You are right, I used borax on the first weld. I have a tank with a gallon of kerosene in it, and I soak the initial stack in it. I will sprinkle a little bit of anhydrous borax on the billet before sticking it in the forge.
Now mind you, that's with 1084 that's been ground clean on a 60X belt. I know several guys that go right in the forge with 1084, mill scale and all. I used to do it that way, but every once in awhile was getting the dreaded black lines somewhere in a billet. As much as I hate standing in front of the grinder removing mill scale, I figure it's a small amount of time in the grand scheme of things.
Anyway, I have heard of a lot of guys only using kerosene. My buddy Mike Quesenberry called me up one day to talk to me about how well it was working for him. I tried it the other night with a small billet (initial weld, billet was about 10 layers) and it seems to have worked BEAUTIFULLY.
The dry welding has just proven to be a fool proof way to get a super solid weld for me. With the welder set at a low voltage and high wire speed, you can weld around a billet VERY fast.
I am also experimenting with soaking the re-stacked billet in kerosene. If I can get solid welds with only soaking the billet in the kerosene tank prior to putting it in the forge, then that will save a lot more time.

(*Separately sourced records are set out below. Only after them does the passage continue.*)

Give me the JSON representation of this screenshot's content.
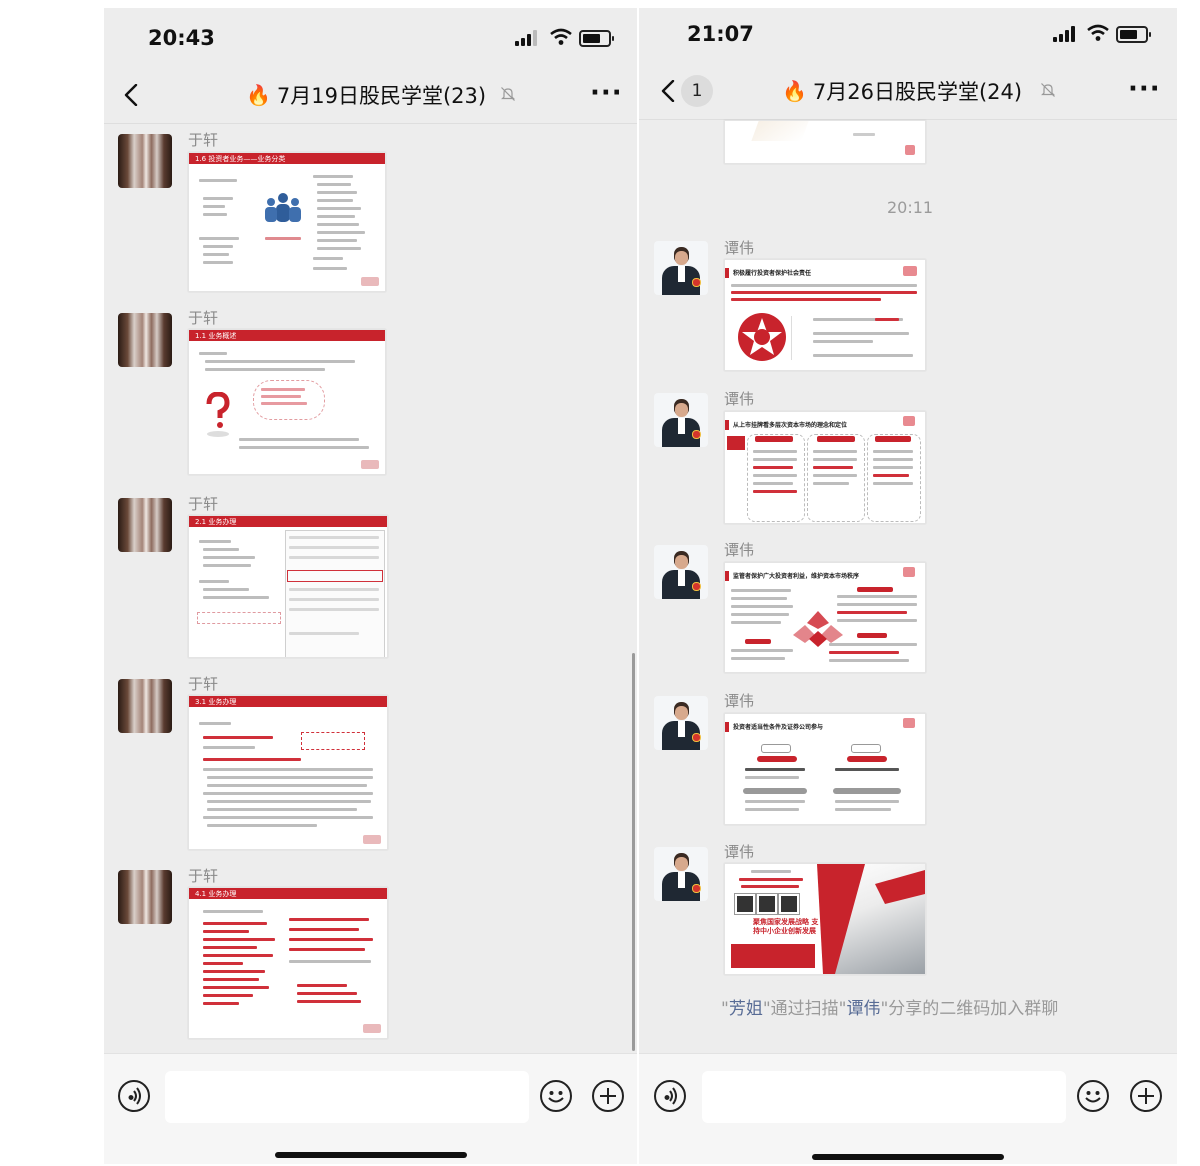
{
  "left": {
    "status_time": "20:43",
    "title": "7月19日股民学堂(23)",
    "messages": [
      {
        "sender": "于轩",
        "slide": "1.6 投资者业务——业务分类"
      },
      {
        "sender": "于轩",
        "slide": "1.1 业务概述"
      },
      {
        "sender": "于轩",
        "slide": "2.1 业务办理"
      },
      {
        "sender": "于轩",
        "slide": "3.1 业务办理"
      },
      {
        "sender": "于轩",
        "slide": "4.1 业务办理"
      }
    ]
  },
  "right": {
    "status_time": "21:07",
    "unread": "1",
    "title": "7月26日股民学堂(24)",
    "time_divider": "20:11",
    "messages": [
      {
        "sender": "谭伟",
        "slide": "积极履行投资者保护社会责任"
      },
      {
        "sender": "谭伟",
        "slide": "从上市挂牌看多层次资本市场的理念和定位"
      },
      {
        "sender": "谭伟",
        "slide": "监管者保护广大投资者利益，维护资本市场秩序"
      },
      {
        "sender": "谭伟",
        "slide": "投资者适当性条件及证券公司参与"
      },
      {
        "sender": "谭伟",
        "slide": "聚焦国家发展战略 支持中小企业创新发展"
      }
    ],
    "system_message": {
      "prefix": "\"",
      "user": "芳姐",
      "middle": "\"通过扫描\"",
      "sharer": "谭伟",
      "suffix": "\"分享的二维码加入群聊"
    }
  },
  "icons": {
    "back": "chevron-left-icon",
    "mute": "bell-mute-icon",
    "more": "more-dots-icon",
    "fire": "fire-icon",
    "voice": "voice-icon",
    "emoji": "emoji-icon",
    "plus": "plus-icon"
  },
  "colors": {
    "chat_bg": "#ededed",
    "accent_red": "#c8232c",
    "link": "#576b95"
  }
}
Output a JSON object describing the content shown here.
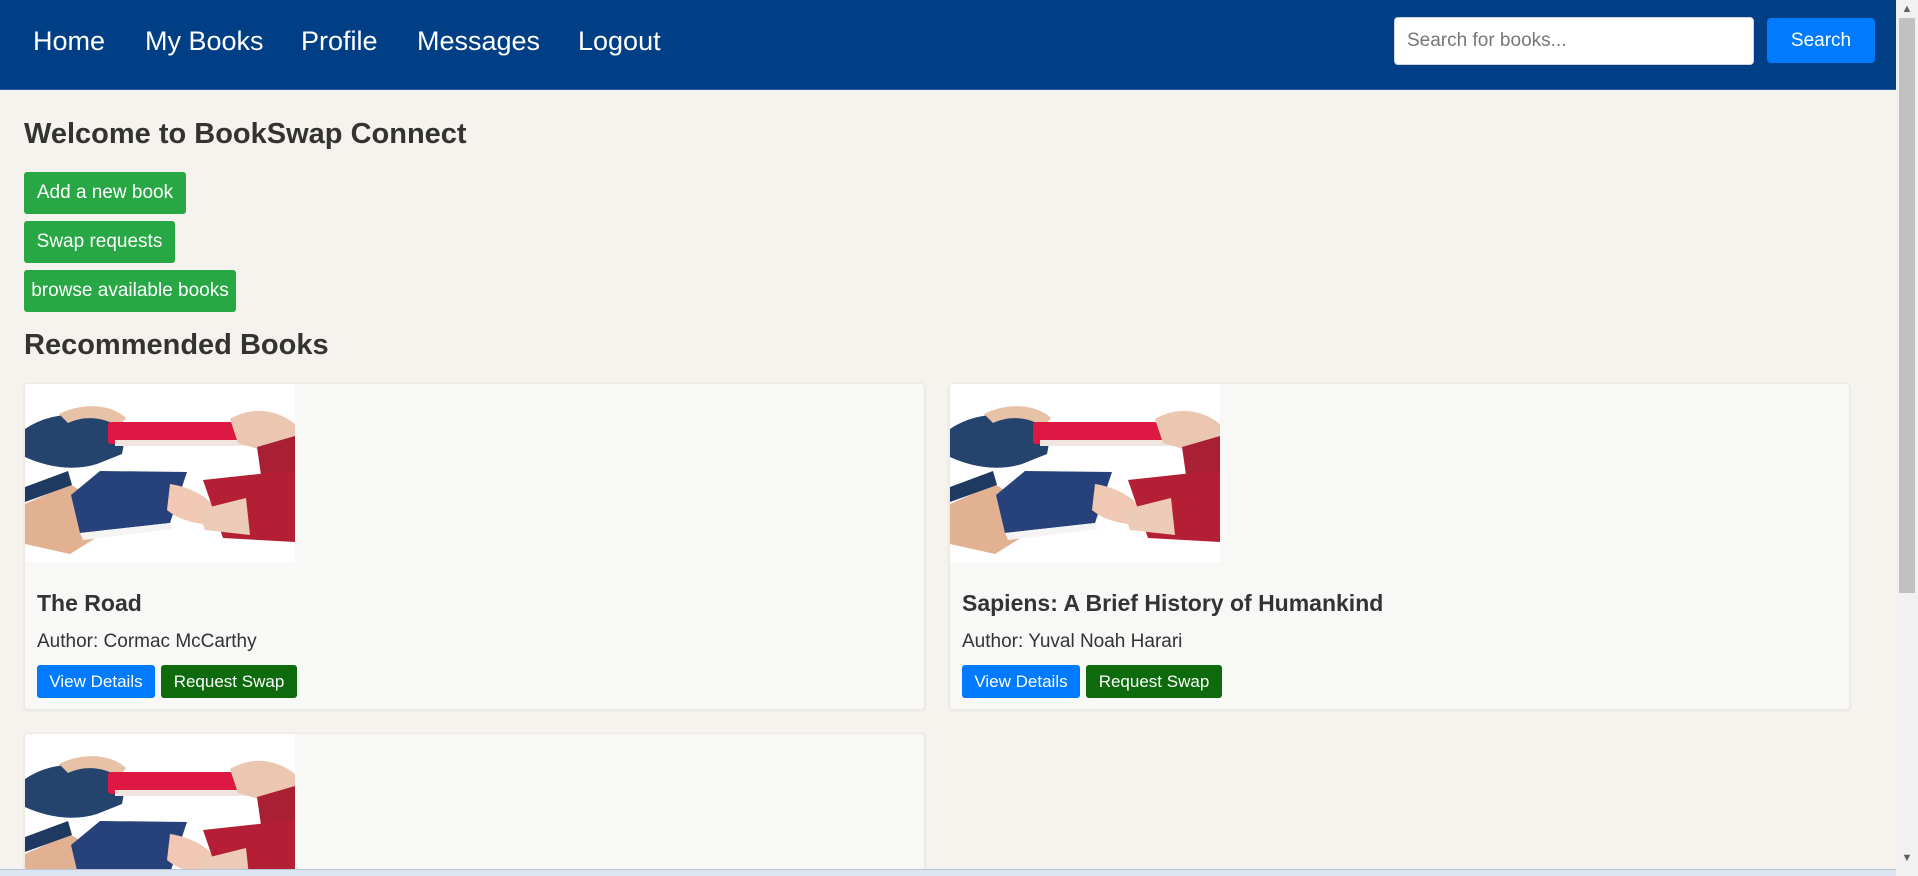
{
  "nav": {
    "links": [
      "Home",
      "My Books",
      "Profile",
      "Messages",
      "Logout"
    ],
    "search_placeholder": "Search for books...",
    "search_button": "Search"
  },
  "main": {
    "welcome": "Welcome to BookSwap Connect",
    "actions": [
      "Add a new book",
      "Swap requests",
      "browse available books"
    ],
    "recommended_title": "Recommended Books"
  },
  "books": [
    {
      "title": "The Road",
      "author": "Author: Cormac McCarthy",
      "view_label": "View Details",
      "swap_label": "Request Swap"
    },
    {
      "title": "Sapiens: A Brief History of Humankind",
      "author": "Author: Yuval Noah Harari",
      "view_label": "View Details",
      "swap_label": "Request Swap"
    },
    {
      "title": "",
      "author": "",
      "view_label": "",
      "swap_label": ""
    }
  ],
  "colors": {
    "navbar": "#003f85",
    "primary_button": "#007bff",
    "success_button": "#28a745",
    "swap_button": "#0d6b0d",
    "page_background": "#f6f3ee"
  }
}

As far as distortion, I will intentionally "mess up" the billet a little here and there, i.e. forge it a little out of square, then knock it back to square, use different dies for some of the drawing process. The biggest factor in this blade was hand hammering it a lot. There are a lot of shimmery spots that I can directly relate to where I hit the blade with a drawing hammer.

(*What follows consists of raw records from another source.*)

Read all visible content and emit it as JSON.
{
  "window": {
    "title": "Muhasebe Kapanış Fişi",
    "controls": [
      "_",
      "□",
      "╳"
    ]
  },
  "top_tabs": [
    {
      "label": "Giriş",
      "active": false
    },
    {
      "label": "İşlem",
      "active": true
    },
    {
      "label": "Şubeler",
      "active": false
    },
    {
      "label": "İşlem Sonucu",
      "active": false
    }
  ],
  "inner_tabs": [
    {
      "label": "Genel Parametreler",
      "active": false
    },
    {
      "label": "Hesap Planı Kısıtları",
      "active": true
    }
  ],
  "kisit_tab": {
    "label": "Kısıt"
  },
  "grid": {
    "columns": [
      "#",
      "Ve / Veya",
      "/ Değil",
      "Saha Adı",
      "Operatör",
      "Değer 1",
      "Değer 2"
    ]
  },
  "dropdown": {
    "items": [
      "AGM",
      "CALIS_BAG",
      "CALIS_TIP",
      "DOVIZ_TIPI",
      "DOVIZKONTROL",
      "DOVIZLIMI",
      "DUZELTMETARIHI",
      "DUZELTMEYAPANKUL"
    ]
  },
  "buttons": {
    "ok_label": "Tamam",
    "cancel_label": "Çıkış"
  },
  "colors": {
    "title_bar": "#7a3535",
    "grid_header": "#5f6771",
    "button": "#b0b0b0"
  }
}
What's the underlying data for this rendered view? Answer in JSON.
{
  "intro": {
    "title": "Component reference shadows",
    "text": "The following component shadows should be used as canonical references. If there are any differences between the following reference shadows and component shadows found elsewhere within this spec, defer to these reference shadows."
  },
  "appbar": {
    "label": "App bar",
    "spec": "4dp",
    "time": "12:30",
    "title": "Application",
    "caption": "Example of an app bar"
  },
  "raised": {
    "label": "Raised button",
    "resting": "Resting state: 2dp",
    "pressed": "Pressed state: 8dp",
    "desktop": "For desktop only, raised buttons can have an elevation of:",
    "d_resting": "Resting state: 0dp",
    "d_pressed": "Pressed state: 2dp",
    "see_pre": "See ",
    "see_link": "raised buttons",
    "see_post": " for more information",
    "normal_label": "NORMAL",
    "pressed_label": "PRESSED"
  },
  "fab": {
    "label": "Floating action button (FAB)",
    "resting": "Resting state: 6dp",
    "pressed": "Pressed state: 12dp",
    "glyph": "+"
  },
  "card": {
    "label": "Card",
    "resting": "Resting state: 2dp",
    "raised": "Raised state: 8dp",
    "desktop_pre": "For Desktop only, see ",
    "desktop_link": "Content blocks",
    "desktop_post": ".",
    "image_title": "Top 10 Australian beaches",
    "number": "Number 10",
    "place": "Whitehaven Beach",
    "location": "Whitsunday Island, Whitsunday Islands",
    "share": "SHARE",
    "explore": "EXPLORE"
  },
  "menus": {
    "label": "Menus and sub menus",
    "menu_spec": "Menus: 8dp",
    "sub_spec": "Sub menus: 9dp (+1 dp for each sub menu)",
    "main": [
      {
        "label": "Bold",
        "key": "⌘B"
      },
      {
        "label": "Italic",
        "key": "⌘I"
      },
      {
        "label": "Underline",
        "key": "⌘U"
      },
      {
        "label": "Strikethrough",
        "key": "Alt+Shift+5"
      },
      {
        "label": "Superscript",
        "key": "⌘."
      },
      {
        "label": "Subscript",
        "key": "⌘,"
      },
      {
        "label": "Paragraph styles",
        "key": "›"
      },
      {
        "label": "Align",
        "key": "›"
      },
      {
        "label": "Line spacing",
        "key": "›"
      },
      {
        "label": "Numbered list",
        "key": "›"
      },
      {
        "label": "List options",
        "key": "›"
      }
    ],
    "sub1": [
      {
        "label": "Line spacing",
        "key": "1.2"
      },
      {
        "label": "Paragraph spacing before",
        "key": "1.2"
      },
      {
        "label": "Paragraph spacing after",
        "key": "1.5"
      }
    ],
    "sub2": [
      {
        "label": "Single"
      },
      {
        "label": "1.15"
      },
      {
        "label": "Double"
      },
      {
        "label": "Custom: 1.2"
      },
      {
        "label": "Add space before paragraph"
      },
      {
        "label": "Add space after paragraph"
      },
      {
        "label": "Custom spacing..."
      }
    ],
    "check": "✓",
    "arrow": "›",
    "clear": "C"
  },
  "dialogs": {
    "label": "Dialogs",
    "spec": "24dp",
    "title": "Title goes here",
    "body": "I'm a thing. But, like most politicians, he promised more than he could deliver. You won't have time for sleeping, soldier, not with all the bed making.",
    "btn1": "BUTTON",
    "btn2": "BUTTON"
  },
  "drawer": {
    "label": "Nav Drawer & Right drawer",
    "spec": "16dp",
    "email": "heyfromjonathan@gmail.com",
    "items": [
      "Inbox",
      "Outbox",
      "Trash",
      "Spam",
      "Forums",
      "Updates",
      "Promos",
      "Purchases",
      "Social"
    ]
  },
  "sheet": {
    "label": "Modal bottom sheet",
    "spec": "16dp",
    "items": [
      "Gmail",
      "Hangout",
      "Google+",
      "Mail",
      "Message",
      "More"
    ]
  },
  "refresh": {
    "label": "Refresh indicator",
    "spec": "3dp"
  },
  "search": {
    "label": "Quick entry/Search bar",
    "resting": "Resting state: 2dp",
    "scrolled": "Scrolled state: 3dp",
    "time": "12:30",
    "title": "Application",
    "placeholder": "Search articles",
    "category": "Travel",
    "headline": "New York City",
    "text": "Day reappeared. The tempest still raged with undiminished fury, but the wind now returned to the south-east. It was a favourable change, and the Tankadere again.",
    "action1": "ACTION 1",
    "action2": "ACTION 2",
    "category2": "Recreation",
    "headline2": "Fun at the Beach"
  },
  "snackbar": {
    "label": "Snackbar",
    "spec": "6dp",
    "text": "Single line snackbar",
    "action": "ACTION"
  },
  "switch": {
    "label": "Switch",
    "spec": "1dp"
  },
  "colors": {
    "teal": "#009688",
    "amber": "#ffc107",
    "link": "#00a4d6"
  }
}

In a perfect world a guy would end up with a random pattern billet that looks like a stack of alternating black/white sheets of paper... but I couldn't forge one that clean if my life depended on it. So I just add to the distortion on a random pattern. Also, a press works the billet more from the inside out. If you just squeeze a billet down as fas as you can, then cut the end, clean, and etch, you'll notice the center layers are thinner than the outside layers, and that has an impact on the final pattern too.
Hope that clears things up a bit Mike
Matt and Chuck- Angi almost bought me a shirt the other day that read, "I have ADD, which means I have attention defi.... LOOK A SQUIRREL!!!"